This week I want to talk about woodburning – also known as pyrography. Woodburning is a great affordable alternative to laser engraving, and you might find it even more fun. With a woodburning pen, the quality of results rely on the artist’s own hand. So let’s talk about some basics.
You can use any kind of wood for woodburning, but light colored woods are the best. You can buy small pieces of clear, sanded pine at craft stores like Michaels. I’m using some 1/4” plywood here. I don’t recommend using open-grain woods, such as oak.
Make sure to sand the wood as smooth as possible to let the pen move easier. 320 grit paper will do the trick.

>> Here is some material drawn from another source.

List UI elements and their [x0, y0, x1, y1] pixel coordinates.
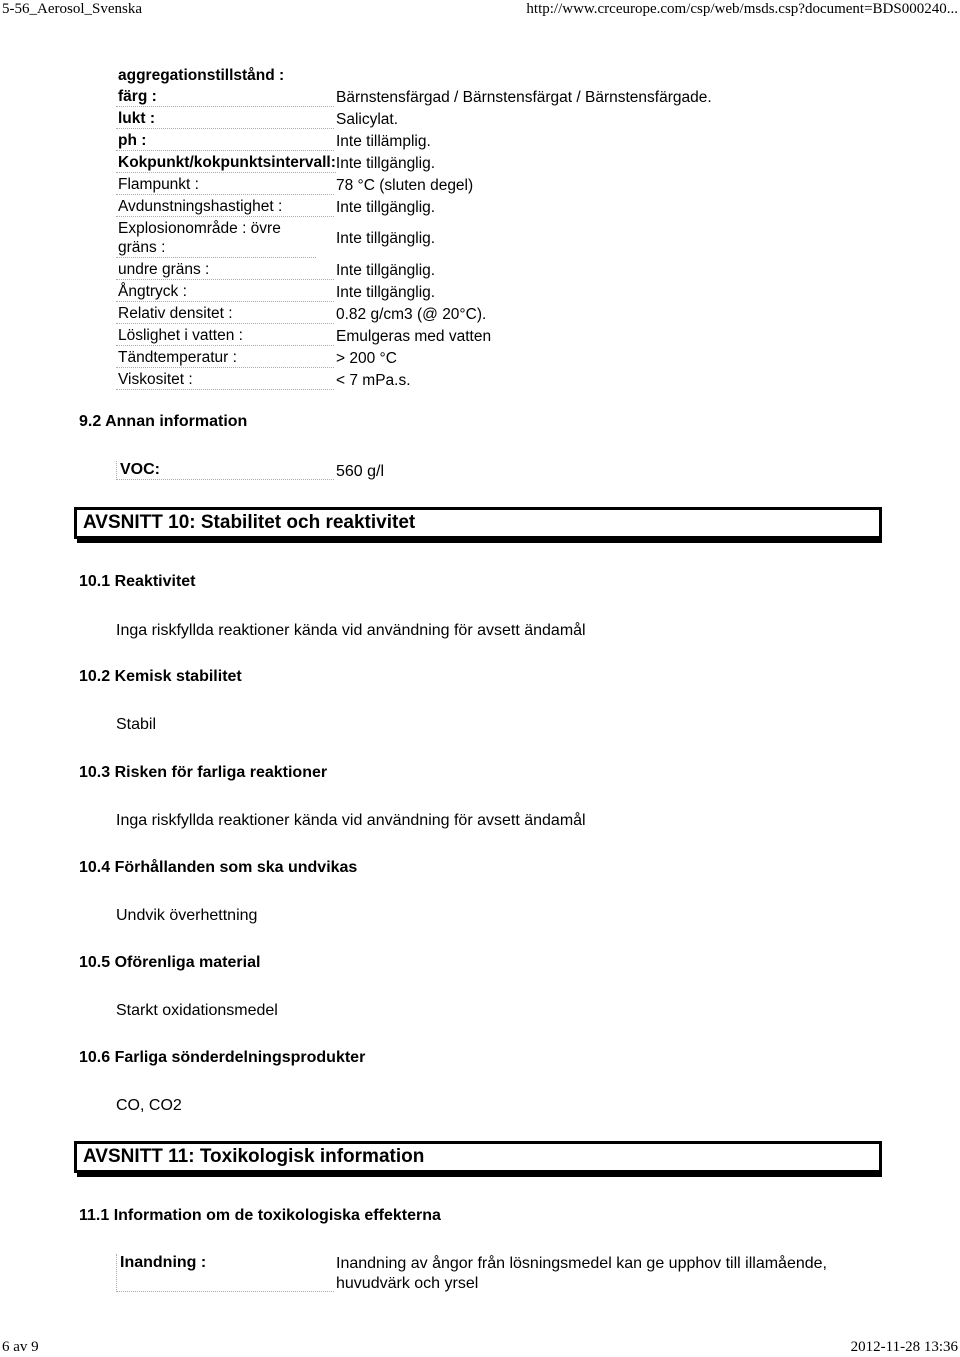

If you are very talented, you can just burn freehand, like sketching. But most of us will probably need to follow a design or drawing.
One way is to print out an image you like and transfer it to your workpiece with carbon paper or with pencil graphite. This is a very time consuming and tedious method because it requires tracing the design by hand. I would only use this for the simplest line drawings.
If you have a laser printer, you can do a heat transfer. Tape the image in place and use a transfer tool to iron it in on. Just make sure you reverse print your image if it has any text on it. Again, this won’t work on inkjet prints. This is better for simple drawings, as the fine details don’t transfer well.
My favorite method is to use the inkjet transfer method. Print out your image on the backer sheet for labels. This is what I used for my Ouija board project last week. The main thing to avoid is moving the paper and smudging your design.
You can get a professional woodburning kit for a couple hundred dollars. But I use an entry level pen which comes with a bunch of different tips for around $30. It has a temperature control you can adjust depending on what type of material you are burning. For burning wood, I just max it out. So basically this is just a soldering iron that comes with all kinds of pattern tips to screw onto the pen. Mostly I use the universal tip. You can use it as a fine point to make lines, or use it for shading, kind of like a marker.
Using the pen with the universal tip is kind of like using a marker. You can make fine lines or thick lines. And like ink, the longer you hold it in place the more it will bleed, or burn deeper. Mostly, this is all just a matter of experimenting and practicing with the pen. It’s actually pretty amazing how much detail and realism is possible.
You’ll get better results if you pull the pen rather than push it, and keep turning the workpiece. When you have areas to fill in or shade, brushing in the same direction as the grain works best.
Your pen tips will get gummed up with carbon which will prevent them from burning properly. Clean them up with some 320 grit fine sandpaper. A few strokes will do it.
When you’re finished with your artwork, you can apply any kind of clear topcoat you like. My favorite is spray lacquer.
Pyrography is great for non-woodworkers, and a super affordable hobby. As woodworkers, we can incorporate woodburning into our bigger projects, such as adding designs to drawer fronts or box lids. The possibilities are endless!